Le Centre des droits humains ZMINA, en collaboration avec la Fondation des initiatives démocratiques Ilko Kucheriv, a présenté les résultats d’une étude sociologique consacrée aux risques auxquels sont confrontées les femmes militantes en Ukraine, ainsi qu’à l’impact d’une invasion à grande échelle sur leurs activités.

Voici quelques conclusions clés de l’étude :

1. Types de persécution et expériences personnelles

La majorité des répondantes ont signalé des formes de harcèlement telles que des menaces en ligne et de l’intimidation sur les réseaux sociaux (80,3 %), du discrédit dans les médias et les cercles publics (75,4 %) et de la discrimination fondée sur le sexe (72,9 %). Les types de harcèlement les moins courants étaient la violence physique (42,6 %), le harcèlement juridique (31,9 %), les dommages matériels (28,7 %) et la violence sexuelle (23,8 %).

Plus d’un tiers (37,7 %) des femmes militantes déclarent avoir été victimes de harcèlement en raison de leur engagement civique actif. Il convient de noter que dans les petites localités, la probabilité de devenir l’objet de harcèlement est beaucoup plus élevée : dans les grandes villes, 30,3 % des répondants y ont été confrontés, dans les petites villes – 52 % et dans les zones rurales – 63,6 %. Ainsi, dans un village, la probabilité d’être victime de harcèlement est deux fois plus élevée que dans une grande ville.

2. Protection de l’État

La plupart des femmes militantes estiment que l’État ne protège pas suffisamment leurs droits : 49,2 % affirment que les efforts ne sont pas suffisants et 27,9 % affirment que l’État n’assure aucune protection.
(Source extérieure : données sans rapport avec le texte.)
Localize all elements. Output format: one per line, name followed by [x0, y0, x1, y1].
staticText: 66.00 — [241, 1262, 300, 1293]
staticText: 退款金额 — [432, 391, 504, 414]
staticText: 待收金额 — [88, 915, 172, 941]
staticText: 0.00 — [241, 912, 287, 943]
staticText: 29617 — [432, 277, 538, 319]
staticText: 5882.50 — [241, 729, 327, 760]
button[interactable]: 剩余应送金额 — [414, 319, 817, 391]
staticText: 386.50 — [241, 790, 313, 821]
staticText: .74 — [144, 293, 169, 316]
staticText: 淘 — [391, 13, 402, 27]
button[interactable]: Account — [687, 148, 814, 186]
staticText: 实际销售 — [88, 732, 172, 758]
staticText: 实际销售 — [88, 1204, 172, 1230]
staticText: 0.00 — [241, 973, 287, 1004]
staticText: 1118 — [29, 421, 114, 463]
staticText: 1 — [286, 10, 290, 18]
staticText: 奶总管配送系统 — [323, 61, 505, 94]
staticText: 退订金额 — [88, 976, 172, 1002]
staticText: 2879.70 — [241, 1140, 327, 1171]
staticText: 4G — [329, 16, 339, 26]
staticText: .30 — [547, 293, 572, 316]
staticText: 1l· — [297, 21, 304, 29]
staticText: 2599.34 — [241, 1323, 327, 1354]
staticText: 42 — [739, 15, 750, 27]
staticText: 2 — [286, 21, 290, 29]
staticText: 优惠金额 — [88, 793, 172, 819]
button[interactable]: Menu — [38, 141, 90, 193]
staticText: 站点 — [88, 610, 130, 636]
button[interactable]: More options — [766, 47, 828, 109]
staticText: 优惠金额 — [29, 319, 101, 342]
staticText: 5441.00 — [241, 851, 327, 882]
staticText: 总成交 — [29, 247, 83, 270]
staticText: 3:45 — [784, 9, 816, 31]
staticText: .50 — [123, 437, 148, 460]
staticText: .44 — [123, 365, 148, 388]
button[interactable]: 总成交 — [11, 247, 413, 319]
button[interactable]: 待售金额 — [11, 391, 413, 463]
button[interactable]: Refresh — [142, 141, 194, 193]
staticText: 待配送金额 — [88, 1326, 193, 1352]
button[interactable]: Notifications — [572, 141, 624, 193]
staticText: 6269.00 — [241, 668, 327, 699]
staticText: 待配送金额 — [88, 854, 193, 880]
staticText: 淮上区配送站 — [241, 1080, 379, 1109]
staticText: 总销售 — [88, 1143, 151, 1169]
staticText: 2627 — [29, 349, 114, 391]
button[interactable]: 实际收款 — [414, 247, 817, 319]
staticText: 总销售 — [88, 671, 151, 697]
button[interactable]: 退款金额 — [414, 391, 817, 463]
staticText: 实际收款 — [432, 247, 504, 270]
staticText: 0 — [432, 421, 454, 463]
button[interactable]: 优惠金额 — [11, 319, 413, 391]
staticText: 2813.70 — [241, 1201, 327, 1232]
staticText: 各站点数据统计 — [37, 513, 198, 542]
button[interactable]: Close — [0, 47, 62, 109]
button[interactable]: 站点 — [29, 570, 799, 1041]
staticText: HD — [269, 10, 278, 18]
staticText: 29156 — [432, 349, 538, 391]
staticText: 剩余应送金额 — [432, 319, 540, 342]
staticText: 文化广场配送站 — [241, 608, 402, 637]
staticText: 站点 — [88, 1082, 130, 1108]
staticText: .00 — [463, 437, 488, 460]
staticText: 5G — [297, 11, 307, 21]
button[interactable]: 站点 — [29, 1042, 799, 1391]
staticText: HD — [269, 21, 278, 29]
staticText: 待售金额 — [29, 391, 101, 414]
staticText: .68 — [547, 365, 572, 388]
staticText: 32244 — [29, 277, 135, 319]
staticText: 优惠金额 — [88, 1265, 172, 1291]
Les évaluations négatives sont le plus souvent données par les répondants les plus jeunes.

Parmi les mesures que l’État devrait prendre pour améliorer la situation, la plus grande attention est accordée aux suivantes : enquêter efficacement sur les menaces et les attaques (86,9 %), prévenir et répondre au harcèlement en ligne (81,1 %), augmenter le niveau de sécurité numérique (66,4 %), fournir un soutien psychosocial (63,9 %) et assurer la sécurité physique en cas de menace (56,5 %).

3. Activisme pendant la guerre

Actuellement, les domaines d’activisme les plus courants parmi les femmes militantes sont liés aux droits des femmes, au soutien aux forces armées ukrainiennes et aux activités visant à faire face aux conséquences d’une invasion à grande échelle.